What is the difference between arrays and matrices?
Some people are looking for matrix solutions to array problems, so what is the difference? The big difference is that matrix values are numbers, an array can contain other information, even strings. Matrices can represent equations, this is where most developers need them, at least in the case of replacing NumPy.
How do you make a matrix calculation?
The standard matrix operations are simple to make, when adding you just add the elements, when multiplying you can use a scalar to each element and so on.
Multiplication is a little more complex but by very little. What makes it heavy is that you need to do many calculations for each solution, this is where performance comes in. Since the majority of the calculations are not depending on each other, these calculations are excellent candidates for parallel computation. GPUs are designed for these kinds of calculations and they are designed to be added to desktop systems easily.
When you need to do matrix calculations in Python the first solution you find is numPy. However NumPy is not always the most efficient system for calculating many matrices.
This post will cover what options you have in Python.
When you need alternatives, start by looking more carefully what you need matrix operations for. Your current install may already have, either their own implementation, or is using an underlying library. An example is Machine Learning, where the need for matrix operations is paramount. TensorFlow has its own library for matrix operations. Make sure you know your current library.
In many cases though, you need a solution that works for you. Maybe there are limitations in NumPy, some libraries are faster than NumPy and specially made for matrices. Many times, developers want to speed up their code so they start looking for alternatives. One reason is that NumPy cannot run on GPUs.
While this post is about alternatives to NumPy, a library built on top of NumPy, the Theano Library needs to be mentioned. The Theano library is tightly integrated with NumPy and enables GPU supported matrix. Theano is a bigger library for machine learning but you can lift out only the matrix functions.
For a deeper explanation of using Theano, see this page: http://www.marekrei.com/blog/theano-tutorial/
SpPy is a library specifically for sparse arrays, it can still be used for matrices. A sparse array, by the way, is an array that has many zero values in them. This library is small and efficient but a little limited due to its specialisation. It also uses NumPy but is more efficient than just NumPy.
Eigen is an efficient implementation of matrices, to use it in Python you need miniEigen, available at https://pypi.org/pypi/minieigen. Eigen is actually included in many other solutions. It acts as the generic matrix library for more specialized modules and frameworks. This library has many modules for dense matrix and array manipulation. It also supports linear algebra, decomposition and sparse linear algebra.

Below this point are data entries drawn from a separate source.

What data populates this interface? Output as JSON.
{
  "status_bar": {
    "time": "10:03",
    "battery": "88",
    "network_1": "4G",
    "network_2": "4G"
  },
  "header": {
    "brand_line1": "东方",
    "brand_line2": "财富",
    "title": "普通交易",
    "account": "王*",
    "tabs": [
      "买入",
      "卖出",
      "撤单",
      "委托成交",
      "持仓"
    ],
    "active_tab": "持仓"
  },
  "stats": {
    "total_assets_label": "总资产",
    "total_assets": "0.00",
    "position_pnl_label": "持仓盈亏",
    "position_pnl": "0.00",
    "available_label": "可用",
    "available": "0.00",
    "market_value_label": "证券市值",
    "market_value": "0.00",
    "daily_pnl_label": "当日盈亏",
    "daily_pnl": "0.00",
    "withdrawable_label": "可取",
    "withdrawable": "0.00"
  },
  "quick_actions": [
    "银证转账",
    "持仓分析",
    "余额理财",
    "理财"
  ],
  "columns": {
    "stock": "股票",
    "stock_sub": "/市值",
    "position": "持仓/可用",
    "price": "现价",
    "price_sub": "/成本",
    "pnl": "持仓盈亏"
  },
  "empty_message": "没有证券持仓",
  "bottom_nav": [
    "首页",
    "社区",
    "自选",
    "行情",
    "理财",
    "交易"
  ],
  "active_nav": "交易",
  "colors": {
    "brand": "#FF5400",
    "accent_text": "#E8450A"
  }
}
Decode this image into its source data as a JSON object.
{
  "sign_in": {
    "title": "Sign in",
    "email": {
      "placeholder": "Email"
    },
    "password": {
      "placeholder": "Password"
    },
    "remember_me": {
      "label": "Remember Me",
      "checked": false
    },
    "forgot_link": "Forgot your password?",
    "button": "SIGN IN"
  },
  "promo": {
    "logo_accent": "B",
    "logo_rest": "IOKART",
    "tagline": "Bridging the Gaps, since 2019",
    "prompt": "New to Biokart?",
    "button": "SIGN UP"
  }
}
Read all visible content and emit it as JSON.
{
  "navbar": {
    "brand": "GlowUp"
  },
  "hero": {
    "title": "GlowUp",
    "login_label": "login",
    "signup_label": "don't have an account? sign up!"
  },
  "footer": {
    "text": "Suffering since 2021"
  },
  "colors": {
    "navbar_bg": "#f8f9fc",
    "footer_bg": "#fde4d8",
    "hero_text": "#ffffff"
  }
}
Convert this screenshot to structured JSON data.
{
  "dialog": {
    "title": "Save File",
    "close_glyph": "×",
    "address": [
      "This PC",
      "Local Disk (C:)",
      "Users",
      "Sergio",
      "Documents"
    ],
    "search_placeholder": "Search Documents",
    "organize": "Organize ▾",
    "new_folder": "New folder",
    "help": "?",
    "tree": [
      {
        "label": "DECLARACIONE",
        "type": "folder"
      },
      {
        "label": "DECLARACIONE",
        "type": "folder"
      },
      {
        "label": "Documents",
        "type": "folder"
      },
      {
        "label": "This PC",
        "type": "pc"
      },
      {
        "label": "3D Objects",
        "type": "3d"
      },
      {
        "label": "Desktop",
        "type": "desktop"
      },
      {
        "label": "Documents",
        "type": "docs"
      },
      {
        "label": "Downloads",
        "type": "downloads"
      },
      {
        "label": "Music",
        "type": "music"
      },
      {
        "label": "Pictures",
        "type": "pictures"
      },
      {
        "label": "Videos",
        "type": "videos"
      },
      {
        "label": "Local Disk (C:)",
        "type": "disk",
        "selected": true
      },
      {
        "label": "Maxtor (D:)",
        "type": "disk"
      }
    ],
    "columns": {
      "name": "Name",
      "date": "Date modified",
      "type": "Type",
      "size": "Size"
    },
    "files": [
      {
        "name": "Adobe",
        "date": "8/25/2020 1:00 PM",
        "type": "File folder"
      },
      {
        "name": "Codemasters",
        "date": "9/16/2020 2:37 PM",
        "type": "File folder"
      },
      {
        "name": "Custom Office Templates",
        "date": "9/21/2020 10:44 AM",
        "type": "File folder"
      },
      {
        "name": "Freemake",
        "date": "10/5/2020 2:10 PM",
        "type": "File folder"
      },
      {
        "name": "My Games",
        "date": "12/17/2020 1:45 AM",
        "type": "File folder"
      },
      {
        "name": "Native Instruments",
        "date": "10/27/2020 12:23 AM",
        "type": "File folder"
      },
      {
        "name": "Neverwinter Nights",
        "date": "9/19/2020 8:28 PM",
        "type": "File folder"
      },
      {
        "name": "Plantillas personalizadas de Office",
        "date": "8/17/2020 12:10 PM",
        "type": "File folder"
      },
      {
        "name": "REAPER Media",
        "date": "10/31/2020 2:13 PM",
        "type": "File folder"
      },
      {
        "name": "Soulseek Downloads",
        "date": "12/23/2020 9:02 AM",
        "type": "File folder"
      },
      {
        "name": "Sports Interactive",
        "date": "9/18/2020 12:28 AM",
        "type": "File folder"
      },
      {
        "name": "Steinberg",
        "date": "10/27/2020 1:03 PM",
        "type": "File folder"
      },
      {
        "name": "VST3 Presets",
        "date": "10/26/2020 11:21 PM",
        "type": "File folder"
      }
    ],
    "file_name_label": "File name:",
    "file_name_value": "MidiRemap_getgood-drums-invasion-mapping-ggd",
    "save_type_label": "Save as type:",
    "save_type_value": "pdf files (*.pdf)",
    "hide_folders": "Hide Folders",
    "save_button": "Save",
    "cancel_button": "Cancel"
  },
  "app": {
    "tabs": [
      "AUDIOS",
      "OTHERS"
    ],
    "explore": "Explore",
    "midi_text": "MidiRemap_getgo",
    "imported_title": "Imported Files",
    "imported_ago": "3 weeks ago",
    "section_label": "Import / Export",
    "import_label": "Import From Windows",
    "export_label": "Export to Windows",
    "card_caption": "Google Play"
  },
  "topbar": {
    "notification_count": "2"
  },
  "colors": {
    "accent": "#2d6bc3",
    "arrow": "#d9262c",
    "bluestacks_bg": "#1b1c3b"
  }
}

The package also has a plugin function so you can add your own modules.
To use Eigen, install it with pip and import it in your code.
PyTorch is a library for Machine Learning, because of this it has matrix operations. Importing the entire library is overkill if you only want to make a few calculations. However, if you are just starting out with a machine learning project, make sure you decide if this one is for you.
Another alternative is to fetch any C-library and use that. To make this possible, there is a solution named cffi that will create the interface for you. This solution requires that you already know C and that you create a wrapper for each function you need. The code will then look muddled and hard to read but this may be worth it depending on your project.
If you just want to speed up all array and numerical functions you can use numba instead. Numba is a Python compiler. When you use it, the compiler will create binary code ‘just in time’, jit. The idea of jit is more commonly used with Java but is very useful for heavy mathematics in Python. Since Python is interpreted you can get performance issues with heavy mathematics, numba takes care of this by compiling to CPU or GPU at your choice.
There is also parallel computing features available, by default the compiler runs with a lock that stops many threads from running at the same time. You can turn this off by a flag as long as you are aware of the potential problems assiociated with parallel programming.
Many times when you start programming in Python, or other languages, you run into limitations of the language, compiler or something else. When you are in this situation, you should stop and think about what limitation you have and consider how many others may have had the same situation. In the case ot Python and NumPy, many scientists and developers have written code that needs fast execution. This legacy has created a large number of branches that may solve your problem without forcing you to switch language or writing a new extension to this particular language.